The bombers burned like paper in a wildfire, and the deaths of all six Manticores a moment later as the Darkwing squadrons hammered into them didn’t relieve Kira’s fear. What was left of her heavy fighter strike was falling back, missing at least two-thirds of their numbers.

They’d battered one carrier badly and Kira guessed the conversion was no longer able to launch fighters, but there were still two carriers left—and only maybe forty seconds before they redeployed the bombers.

The bombers would nova out the moment they were clear of their carriers. Their fighters would get a tithe of them at best, leaving more than enough to shatter the cruiser fleet. Cobra Squadron might not win this battle, but they could wreck the force Redward needed to win this war.

And then Conviction fired her ace in the hole. Kira had forgotten about the array of torpedo launchers they’d rigged up for her previous operations, two dozen single-shot launchers that gave her the firepower of a heavy cruiser for a single salvo.

That was a salvo more than the undamaged escort carrier could take. The converted freighter broke apart under the pounding—but Kira’s attention was on the assault carrier now as the Darkwings charged toward it.

The PNC-115 fighter-bombers carried three torpedoes apiece, and they were the only hope she saw of finishing this battle in time. They were down to seconds—and the Manticores threw everything they had at the PNC-115s.

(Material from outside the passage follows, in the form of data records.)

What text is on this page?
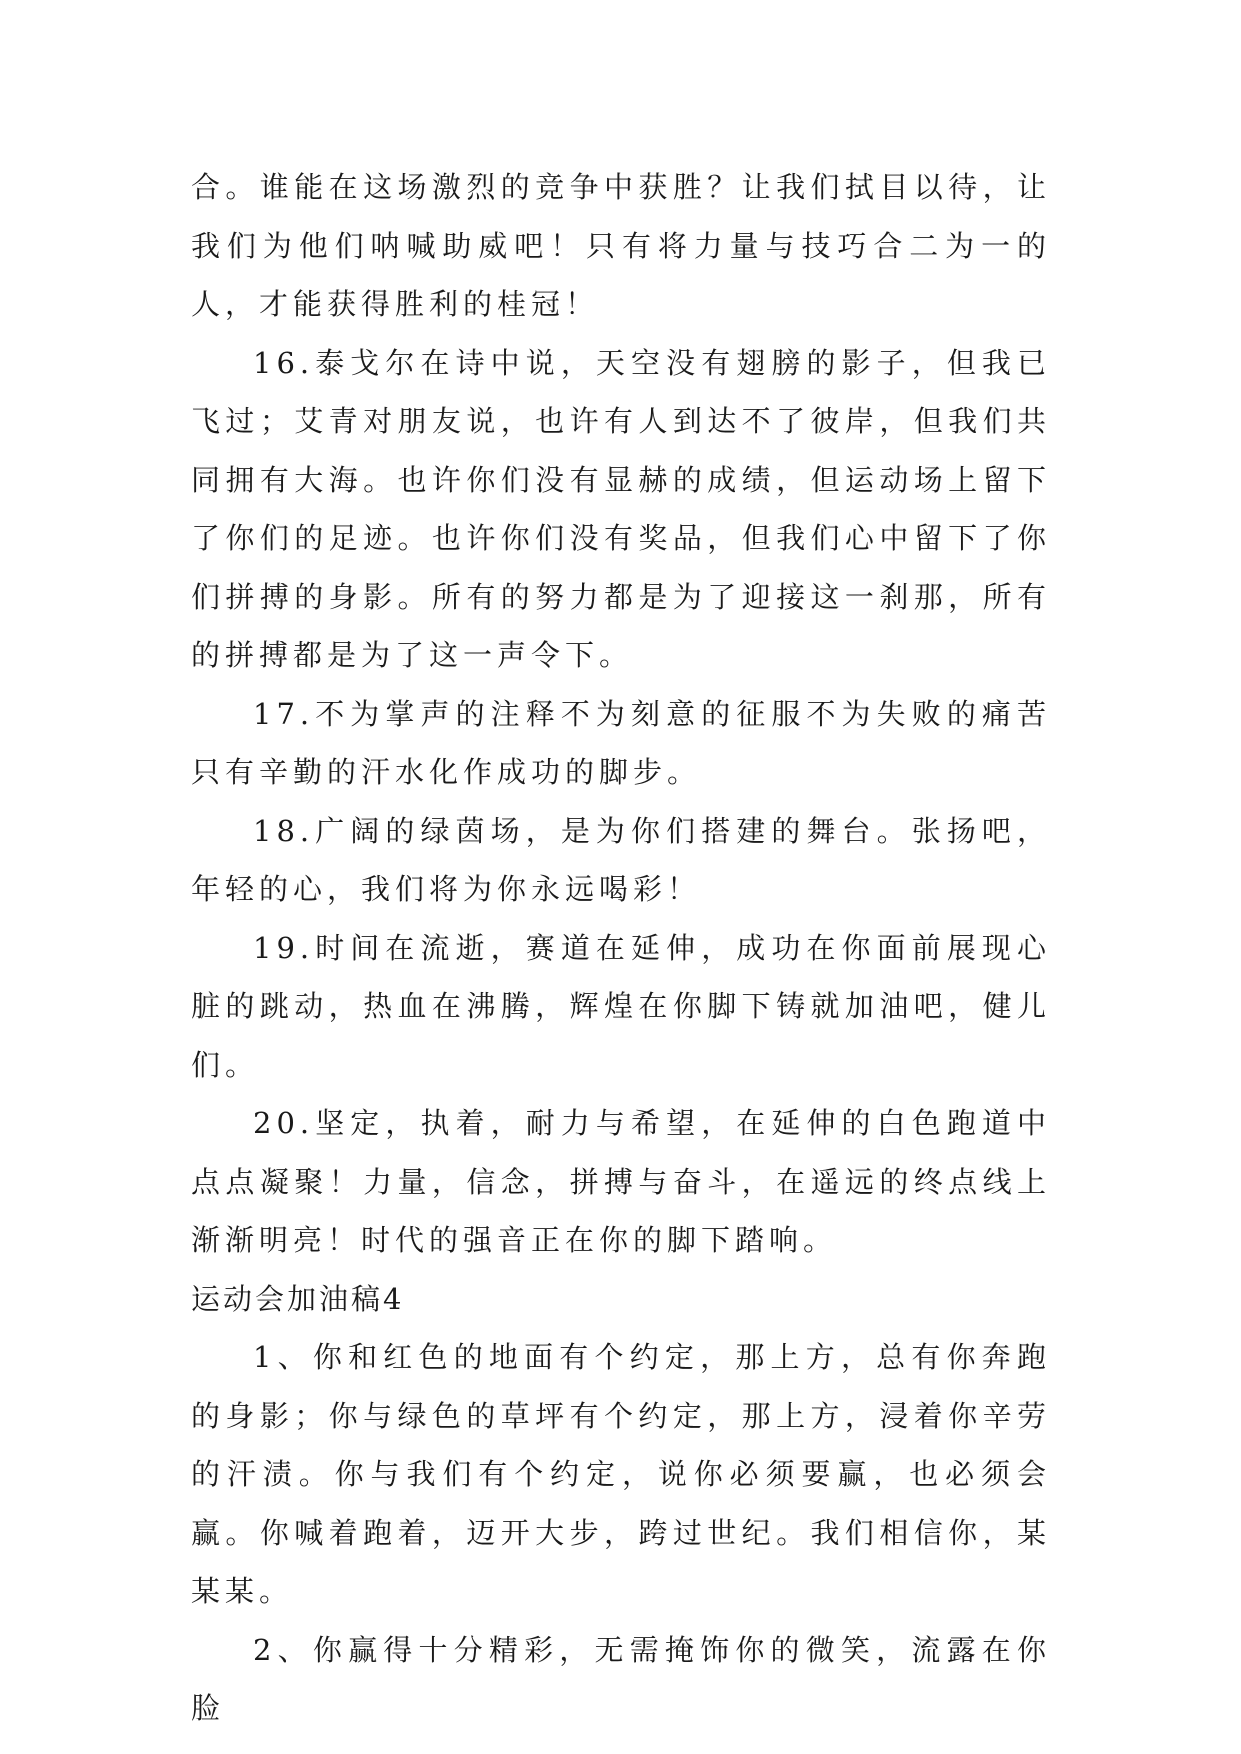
合。谁能在这场激烈的竞争中获胜？让我们拭目以待，让我们为他们呐喊助威吧！只有将力量与技巧合二为一的人，才能获得胜利的桂冠！

16.泰戈尔在诗中说，天空没有翅膀的影子，但我已飞过；艾青对朋友说，也许有人到达不了彼岸，但我们共同拥有大海。也许你们没有显赫的成绩，但运动场上留下了你们的足迹。也许你们没有奖品，但我们心中留下了你们拼搏的身影。所有的努力都是为了迎接这一刹那，所有的拼搏都是为了这一声令下。

17.不为掌声的注释不为刻意的征服不为失败的痛苦只有辛勤的汗水化作成功的脚步。

18.广阔的绿茵场，是为你们搭建的舞台。张扬吧，年轻的心，我们将为你永远喝彩！

19.时间在流逝，赛道在延伸，成功在你面前展现心脏的跳动，热血在沸腾，辉煌在你脚下铸就加油吧，健儿们。

20.坚定，执着，耐力与希望，在延伸的白色跑道中点点凝聚！力量，信念，拼搏与奋斗，在遥远的终点线上渐渐明亮！时代的强音正在你的脚下踏响。

运动会加油稿4

1、你和红色的地面有个约定，那上方，总有你奔跑的身影；你与绿色的草坪有个约定，那上方，浸着你辛劳的汗渍。你与我们有个约定，说你必须要赢，也必须会赢。你喊着跑着，迈开大步，跨过世纪。我们相信你，某某某。

2、你赢得十分精彩，无需掩饰你的微笑，流露在你脸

And Kira brought everything she had against the interceptors. The Cobra fighters swarmed her people in trios—and she smiled grimly as she saw that over half of her own people were returning the favor, even recently graduated trainees working in groups.

She was certain the two on her wing were Bradley and Colombera, not that she had any way to know. The two synchronized their fire with hers, hammering one of the Manticore-Sevens to pieces as she tried to clear a path for the fighter-bombers.

A new set of novas announced the arrival of the last fighters from the original main battle, and Kira was forced to dodge away from her attack run as new threat vectors opened up. With Conviction’s fighters in play, the numbers were about even now—but the Cobra fighters were just plain better.

Her numbers were evaporating and her people were being forced to break off. She cursed as she led her trio of fighters in a dance around the incoming fighters and realized they couldn’t do it.

Cobra Squadron had formed too effective a defensive formation and had too much of an edge in maneuverability and firepower. Even the fighter-bombers were being forced back, unable to press their attack against the enemy.

They were past her worst-case estimate of the bomber launch time. Cobra Squadron hadn’t launched them yet, but it could only be seconds. There was nothing Kira could do—given time, they might be able to wear the defenders down with hit and run attacks, but there was no time to nova away and reconsolidate.

Once the bombers launched, it was over. They’d have gutted Cobra Squadron—they already had gutted Cobra Squadron—but those nova bombers would gut Seventh Fleet in turn.

She held another Manticore in her sights for a few deadly moments as Backstab and Scimitar helped her tear it to shreds, but the victory was ash in her mouth.

And then something moved in the battlespace. A Manticore that was lining up on Backstab didn’t dodge fast enough and was blasted out of space by one of Conviction’s flak cannons, the plasma bursts tearing through the defensive formation as the carrier charged.

The old ship’s two antiship turrets didn’t have the firepower to take out the remaining Cobra carrier—but it was only when Conviction started shedding escape pods that Kira realized John Estanza’s intention.

Ivar Larsson didn’t realize it in time—and the hundred-and-sixty-eight-year-old escort carrier slammed into her enemy at literally world-shattering velocities.

Debris sprayed in every direction as the two nova ships came apart, highlighted a moment later when Conviction’s fusion reactors intentionally overloaded.

For a few seconds, the battlespace seemed frozen—and then the remaining Cobra Squadron fighters vanished as a single body.